Ou seja, quando a validação e transmissão eram feitas em momentos separados, o tempo total era incrivelmente menor. Sabendo disso, preparei um computador apenas para validar os lotes. Ao fim do dia eu fazia um backup dos dados e transferia as informações para o computador conectado e a transmissão podia ser feita fora do horário de expediente. Azelir aceitou mudar seu horário de trabalho. Chegaria depois do almoço, validaria todas as declarações recebidas na tarde anterior e na manhã e acompanharia a transmissão após o expediente. Tudo muito bonito. E no segundo dia em que colocamos em prática esse plano ela chega, tensa e preocupada. As declarações não tinham sido transmitidas. Revisamos os procedimentos, repassei as instruções e no dia seguinte novamente as declarações não eram transmitidas. Era como se pontualmente às 18h30 uma chave fosse desligada cessando a comunicação. Liguei para o Serpro que revisou o link. A prestadora do serviço de comunicação foi acionada e os circuitos revisados. Todos afirmavam categoricamente: - Tudo OK! E no dia seguinte lá estava Azelir transtornada por não conseguir fazer as declarações subirem. E foi assim durante uma semana. Tudo funcionava bem até as 18h30. Tanto reclamei, insisti e incomodei que convenci os envolvidos a monitorarem o funcionamento da rede no horário em que o problema se manifestava. E foi assim que descobriram que pontualmente às 18h30 um vigilante de alguma empresa na cidade de Marechal Cândido Rondon, distante 100 km de Cascavel, desligava uma chave geral que fazia com que o nosso circuito se desconectasse. Não pergunte como isso era possível, mas era assim que as coisas eram. Problema detectado, solução aplicada. E no dia seguinte, Azelir vem me procurar com seu largo e contagiante sorriso. Estava profundamente feliz porque o trabalho transcorrera sem sobressaltos. Mesmo não sendo necessário, ficara trabalhando até muito tarde para recuperar o tempo desperdiçado.

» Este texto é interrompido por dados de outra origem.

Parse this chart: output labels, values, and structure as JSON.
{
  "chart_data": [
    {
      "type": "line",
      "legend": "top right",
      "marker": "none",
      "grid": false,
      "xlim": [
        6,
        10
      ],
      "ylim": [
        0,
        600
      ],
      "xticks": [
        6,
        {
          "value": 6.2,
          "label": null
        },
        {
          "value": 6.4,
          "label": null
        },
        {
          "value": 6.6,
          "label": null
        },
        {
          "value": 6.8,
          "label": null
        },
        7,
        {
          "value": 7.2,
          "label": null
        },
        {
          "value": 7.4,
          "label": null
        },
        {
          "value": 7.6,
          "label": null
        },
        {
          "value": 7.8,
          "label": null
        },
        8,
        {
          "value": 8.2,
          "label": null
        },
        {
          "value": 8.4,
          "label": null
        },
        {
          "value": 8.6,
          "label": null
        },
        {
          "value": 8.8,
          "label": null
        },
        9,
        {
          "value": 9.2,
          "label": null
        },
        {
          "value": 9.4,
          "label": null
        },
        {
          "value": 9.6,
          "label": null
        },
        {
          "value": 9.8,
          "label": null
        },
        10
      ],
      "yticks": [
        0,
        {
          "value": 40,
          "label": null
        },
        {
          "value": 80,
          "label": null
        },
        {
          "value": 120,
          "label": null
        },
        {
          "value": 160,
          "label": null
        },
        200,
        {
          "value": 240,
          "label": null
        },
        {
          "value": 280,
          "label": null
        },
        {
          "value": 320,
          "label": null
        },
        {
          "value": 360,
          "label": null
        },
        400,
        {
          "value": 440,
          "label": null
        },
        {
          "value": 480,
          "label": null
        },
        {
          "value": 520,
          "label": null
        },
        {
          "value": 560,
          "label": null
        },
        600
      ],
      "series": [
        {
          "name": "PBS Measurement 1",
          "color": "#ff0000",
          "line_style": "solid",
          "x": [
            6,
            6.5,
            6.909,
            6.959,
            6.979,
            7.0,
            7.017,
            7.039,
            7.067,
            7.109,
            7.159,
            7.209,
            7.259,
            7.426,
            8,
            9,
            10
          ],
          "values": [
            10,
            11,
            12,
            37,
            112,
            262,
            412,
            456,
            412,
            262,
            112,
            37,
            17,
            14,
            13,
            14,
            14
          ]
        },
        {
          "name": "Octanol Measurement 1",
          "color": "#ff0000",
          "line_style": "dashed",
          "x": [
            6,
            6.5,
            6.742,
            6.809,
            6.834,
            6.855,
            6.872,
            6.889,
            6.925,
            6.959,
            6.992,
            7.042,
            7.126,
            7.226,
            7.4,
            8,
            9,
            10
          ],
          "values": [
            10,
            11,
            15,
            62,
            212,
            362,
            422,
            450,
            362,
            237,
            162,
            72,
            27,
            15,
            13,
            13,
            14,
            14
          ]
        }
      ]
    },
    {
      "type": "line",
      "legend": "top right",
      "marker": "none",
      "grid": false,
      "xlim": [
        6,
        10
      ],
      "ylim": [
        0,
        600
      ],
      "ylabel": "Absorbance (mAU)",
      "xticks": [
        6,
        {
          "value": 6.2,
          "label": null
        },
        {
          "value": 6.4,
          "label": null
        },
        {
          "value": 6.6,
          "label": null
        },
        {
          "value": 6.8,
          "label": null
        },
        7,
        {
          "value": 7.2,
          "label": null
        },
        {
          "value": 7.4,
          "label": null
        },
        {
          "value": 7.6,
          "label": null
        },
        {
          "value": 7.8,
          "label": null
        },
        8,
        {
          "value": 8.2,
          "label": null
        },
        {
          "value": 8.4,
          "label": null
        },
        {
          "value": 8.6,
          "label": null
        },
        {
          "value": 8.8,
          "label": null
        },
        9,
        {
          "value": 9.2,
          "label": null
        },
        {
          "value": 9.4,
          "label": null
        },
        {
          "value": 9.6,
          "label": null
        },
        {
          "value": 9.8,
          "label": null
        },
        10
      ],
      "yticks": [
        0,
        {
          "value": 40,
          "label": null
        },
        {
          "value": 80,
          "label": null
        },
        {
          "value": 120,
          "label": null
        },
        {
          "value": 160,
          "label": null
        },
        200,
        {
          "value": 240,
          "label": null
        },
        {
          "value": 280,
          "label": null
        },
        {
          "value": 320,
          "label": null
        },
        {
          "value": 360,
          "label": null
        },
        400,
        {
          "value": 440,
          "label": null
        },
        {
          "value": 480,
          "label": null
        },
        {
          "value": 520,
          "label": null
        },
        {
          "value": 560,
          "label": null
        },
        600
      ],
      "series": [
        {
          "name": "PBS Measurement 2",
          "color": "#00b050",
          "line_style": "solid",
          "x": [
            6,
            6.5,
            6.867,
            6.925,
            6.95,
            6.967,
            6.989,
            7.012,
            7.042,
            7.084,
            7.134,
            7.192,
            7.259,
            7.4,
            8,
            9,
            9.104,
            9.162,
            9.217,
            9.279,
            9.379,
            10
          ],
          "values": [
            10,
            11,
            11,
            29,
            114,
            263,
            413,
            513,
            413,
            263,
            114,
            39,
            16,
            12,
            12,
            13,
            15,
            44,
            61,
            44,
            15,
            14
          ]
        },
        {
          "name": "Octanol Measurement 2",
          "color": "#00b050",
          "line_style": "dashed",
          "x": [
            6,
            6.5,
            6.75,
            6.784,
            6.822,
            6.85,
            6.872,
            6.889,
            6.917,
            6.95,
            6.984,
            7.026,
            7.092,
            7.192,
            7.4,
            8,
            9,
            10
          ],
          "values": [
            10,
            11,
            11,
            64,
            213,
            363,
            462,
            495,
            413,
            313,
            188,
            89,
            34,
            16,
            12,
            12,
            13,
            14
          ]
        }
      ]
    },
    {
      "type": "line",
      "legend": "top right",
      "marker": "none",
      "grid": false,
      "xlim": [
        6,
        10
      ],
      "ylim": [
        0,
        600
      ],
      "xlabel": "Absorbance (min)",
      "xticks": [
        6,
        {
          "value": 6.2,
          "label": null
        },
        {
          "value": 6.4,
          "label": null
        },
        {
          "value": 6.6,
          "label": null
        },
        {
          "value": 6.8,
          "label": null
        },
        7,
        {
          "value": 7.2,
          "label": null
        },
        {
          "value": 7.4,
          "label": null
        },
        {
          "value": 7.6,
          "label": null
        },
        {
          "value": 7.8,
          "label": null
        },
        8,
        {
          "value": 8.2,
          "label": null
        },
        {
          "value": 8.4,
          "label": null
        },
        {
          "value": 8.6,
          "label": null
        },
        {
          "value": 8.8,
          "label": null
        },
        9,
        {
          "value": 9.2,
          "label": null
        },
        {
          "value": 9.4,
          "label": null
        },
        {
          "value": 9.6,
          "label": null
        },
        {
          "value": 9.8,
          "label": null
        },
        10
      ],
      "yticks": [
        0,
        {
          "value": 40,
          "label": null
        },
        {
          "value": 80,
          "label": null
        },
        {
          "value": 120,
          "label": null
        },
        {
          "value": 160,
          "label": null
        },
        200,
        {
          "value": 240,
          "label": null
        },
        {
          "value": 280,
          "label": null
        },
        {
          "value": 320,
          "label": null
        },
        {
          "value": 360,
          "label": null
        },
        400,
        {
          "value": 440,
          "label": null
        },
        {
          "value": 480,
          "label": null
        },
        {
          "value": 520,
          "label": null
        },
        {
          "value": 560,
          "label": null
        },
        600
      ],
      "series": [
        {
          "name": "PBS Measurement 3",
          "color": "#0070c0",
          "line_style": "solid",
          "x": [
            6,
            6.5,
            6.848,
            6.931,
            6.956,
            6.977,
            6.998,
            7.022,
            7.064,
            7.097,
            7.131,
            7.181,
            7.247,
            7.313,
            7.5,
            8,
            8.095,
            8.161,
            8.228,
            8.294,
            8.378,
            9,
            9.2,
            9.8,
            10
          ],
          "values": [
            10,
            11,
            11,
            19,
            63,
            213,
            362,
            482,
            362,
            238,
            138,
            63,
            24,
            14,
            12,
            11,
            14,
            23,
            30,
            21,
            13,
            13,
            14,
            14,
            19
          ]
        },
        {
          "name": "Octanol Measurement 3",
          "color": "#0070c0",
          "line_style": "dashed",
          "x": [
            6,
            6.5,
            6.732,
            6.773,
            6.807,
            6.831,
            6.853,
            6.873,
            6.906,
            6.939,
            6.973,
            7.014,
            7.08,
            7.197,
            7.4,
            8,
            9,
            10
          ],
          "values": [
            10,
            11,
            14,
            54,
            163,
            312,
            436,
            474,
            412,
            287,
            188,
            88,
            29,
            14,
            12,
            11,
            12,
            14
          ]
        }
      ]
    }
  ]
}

Depois de algum tempo emitiu um suspiro aliviado e falou: - Ainda bem que não era culpa minha. Bem sabíamos que nunca fora, mas precisamos nos esforçar para convencê-la disso. Algum tempo depois Azelir nos deixou. Tomou um expresso para o andar superior da existência humana. Deixou saudades de sua alegria sincera e a lembrança de quão efêmeras podem ser nossas preocupações diárias.